Bernabé, originario de Chipre, aparece en los Hechos de los Apóstoles un poco después de Pentecostés, en Jerusalén, y después en Antioquía, donde presenta ante sus hermanos a Pablo de Tarso. Pablo y él se dirigen a evangelizar el Asia menor, pero tuvieron alguna dificultad entre ellos y entonces Bernabé volvió a Chipre Fue un hombre de mucha visión, que ejercitó una influencia definitiva en el desarrollo misional De la Iglesia.
Haciendo honor a su nombre, fue exhortación y consuelo para muchos y con su ejemplo y palabra, con su fe generosa y su docilidad al Espíritu, consiguió que multitudes se adhirieran a Jesucristo y permanecieran unidos a Él.
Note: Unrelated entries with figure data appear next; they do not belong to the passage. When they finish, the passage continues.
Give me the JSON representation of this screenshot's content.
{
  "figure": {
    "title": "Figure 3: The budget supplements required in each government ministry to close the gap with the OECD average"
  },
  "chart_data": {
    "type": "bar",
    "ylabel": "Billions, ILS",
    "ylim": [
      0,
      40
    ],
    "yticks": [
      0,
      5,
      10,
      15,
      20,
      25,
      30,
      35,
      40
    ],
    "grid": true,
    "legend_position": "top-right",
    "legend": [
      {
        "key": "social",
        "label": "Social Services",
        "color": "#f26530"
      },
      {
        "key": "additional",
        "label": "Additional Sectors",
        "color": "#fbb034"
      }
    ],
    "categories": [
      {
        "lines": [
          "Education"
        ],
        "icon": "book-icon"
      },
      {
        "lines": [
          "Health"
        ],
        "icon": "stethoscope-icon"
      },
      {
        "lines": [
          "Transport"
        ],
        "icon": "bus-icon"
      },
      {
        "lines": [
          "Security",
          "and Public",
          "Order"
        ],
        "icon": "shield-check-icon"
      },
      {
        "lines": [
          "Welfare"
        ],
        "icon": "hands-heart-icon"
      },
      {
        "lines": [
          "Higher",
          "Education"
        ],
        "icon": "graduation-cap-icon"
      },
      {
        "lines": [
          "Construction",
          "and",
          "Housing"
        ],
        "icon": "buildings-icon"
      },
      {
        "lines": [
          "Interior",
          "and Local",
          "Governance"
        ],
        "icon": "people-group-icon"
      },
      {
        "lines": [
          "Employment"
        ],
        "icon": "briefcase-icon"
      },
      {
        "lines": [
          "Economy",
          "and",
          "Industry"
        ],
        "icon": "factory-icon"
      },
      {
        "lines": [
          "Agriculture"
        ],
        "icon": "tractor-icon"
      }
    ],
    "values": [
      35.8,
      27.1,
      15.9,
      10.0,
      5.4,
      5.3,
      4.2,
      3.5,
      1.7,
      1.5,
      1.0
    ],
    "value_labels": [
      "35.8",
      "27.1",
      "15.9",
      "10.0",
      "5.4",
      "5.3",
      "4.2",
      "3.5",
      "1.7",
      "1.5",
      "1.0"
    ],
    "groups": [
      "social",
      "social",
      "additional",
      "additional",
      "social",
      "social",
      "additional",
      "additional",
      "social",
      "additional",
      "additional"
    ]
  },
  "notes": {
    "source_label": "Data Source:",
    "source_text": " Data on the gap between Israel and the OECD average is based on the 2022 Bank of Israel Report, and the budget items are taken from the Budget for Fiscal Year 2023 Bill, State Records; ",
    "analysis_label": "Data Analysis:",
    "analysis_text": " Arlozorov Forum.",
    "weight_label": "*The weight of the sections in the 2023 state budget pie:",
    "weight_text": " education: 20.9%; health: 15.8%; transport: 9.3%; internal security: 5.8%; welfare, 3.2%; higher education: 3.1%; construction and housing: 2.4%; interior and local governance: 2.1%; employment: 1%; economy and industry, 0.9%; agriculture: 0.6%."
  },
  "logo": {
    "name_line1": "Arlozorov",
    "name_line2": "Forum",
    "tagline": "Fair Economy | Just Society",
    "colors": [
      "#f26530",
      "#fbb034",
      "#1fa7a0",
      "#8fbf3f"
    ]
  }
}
Amó, luchó y sufrió por nuestro Señor, por el Evangelio, por los creyentes, y animó a otros a hacer lo mismo (a San Pablo y al evangelista San Marcos, por citar algunos ejemplos).
Estaba lleno del celo que le transmitieron los apóstoles y que éstos habían recibido del Maestro. Esta pasión no se ha extinguido: aún hoy corre por las venas de la Iglesia, arde en su corazón de Esposa y Madre. ¿Quema nuestros corazones? ¿Podemos decir con san Pablo «Ay de mí si no anuncio el Evangelio», «No he ahorrado medio alguno para predicar la fe en Nuestro Señor Jesucristo», «no me importa la vida, lo que me importa es completar mi carrera y cumplir el encargo que me dio el Señor Jesús: ser testigo del Evangelio, que es la gracia de Dios»? Si nuestra vida no grita esto, ¿en qué la estamos gastando?
Que el ejemplo de Bernabé, santo varón, digno de ser contado entre los apóstoles, nos lleve a vivir de manera renovada nuestra vocación misionera y que, como pide la liturgia hoy, seamos encendidos en la llama del amor del Señor y llevemos a todos la paz y la luz del Evangelio con nuestras palabras y obras.